In January 2014, Michael Johnson, a 22-year-old HIV-positive student was charged with having unprotected sex with five partners without telling them that he was HIV-positive. In the course of investigations, prosecutors discovered more than 30 videos of Johnson having unprotected sex. They found hidden cameras and examined Johnson’s computer. ‘On that laptop were 32 videos engaged in sexual acts with Johnson,’

Many of the videos were filmed inside his room on the campus of Lindenwood University in Saint Charles, where he was a former student. If convicted, Johnson is likely to spend life in prison.
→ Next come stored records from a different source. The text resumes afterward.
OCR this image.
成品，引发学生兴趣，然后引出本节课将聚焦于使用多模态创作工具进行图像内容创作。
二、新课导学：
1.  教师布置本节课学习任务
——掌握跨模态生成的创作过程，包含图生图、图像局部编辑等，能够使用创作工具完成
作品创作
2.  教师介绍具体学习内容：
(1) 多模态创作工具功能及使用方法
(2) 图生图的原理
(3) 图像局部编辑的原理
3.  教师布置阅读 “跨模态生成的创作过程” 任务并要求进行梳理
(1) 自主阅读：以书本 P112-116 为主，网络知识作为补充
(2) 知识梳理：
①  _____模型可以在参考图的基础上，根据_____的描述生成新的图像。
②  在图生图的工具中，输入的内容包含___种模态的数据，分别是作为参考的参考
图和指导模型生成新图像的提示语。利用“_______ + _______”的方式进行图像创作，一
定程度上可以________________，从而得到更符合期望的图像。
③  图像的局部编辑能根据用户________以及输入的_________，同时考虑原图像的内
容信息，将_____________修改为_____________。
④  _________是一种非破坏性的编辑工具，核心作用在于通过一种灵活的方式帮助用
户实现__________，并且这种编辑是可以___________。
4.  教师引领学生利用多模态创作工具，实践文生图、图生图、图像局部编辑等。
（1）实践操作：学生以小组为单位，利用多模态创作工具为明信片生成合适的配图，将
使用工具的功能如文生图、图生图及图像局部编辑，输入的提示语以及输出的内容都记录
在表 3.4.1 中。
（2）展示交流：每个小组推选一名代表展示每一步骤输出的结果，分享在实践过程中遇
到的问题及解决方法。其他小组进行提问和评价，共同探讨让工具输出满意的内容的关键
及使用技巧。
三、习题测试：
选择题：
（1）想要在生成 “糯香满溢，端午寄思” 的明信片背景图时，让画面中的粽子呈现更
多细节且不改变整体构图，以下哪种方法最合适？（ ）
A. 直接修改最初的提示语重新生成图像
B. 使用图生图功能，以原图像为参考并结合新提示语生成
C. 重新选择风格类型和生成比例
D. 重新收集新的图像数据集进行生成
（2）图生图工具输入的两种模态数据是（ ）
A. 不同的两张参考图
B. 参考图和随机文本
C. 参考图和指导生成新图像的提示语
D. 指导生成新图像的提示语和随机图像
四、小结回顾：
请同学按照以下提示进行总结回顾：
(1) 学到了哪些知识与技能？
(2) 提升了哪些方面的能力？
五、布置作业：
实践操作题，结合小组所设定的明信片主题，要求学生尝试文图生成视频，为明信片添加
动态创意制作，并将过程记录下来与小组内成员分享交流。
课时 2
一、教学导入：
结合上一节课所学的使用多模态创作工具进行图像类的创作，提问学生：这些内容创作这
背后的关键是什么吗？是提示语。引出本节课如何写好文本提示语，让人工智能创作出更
And just last month, Mwakilishi.com an online newsletter reported of a 41 year old Kenyan man, identified as Kennedy Okwako A. who was sentenced to 8 years imprisonment in Germany for having sexual intercourse with various women without using a condom despite knowing he was infected with HIV.

And according to AP, in September 2013 in Dexter, Missouri, an HIV-positive man was charged with spreading HIV after claiming to have slept with 300 sexual partners. Missouri is among 37 states that make it a crime to knowingly transmit HIV to others, though its penalties are among the toughest: a maximum sentence of life in prison if the victim was infected with HIV and up to 15 years in prison if the victim was exposed.

Now, we for example know that there are many rich sick men who have been infecting innocent young girls in exchange for money and other goodies. Why should such killers not be put away in order to save others?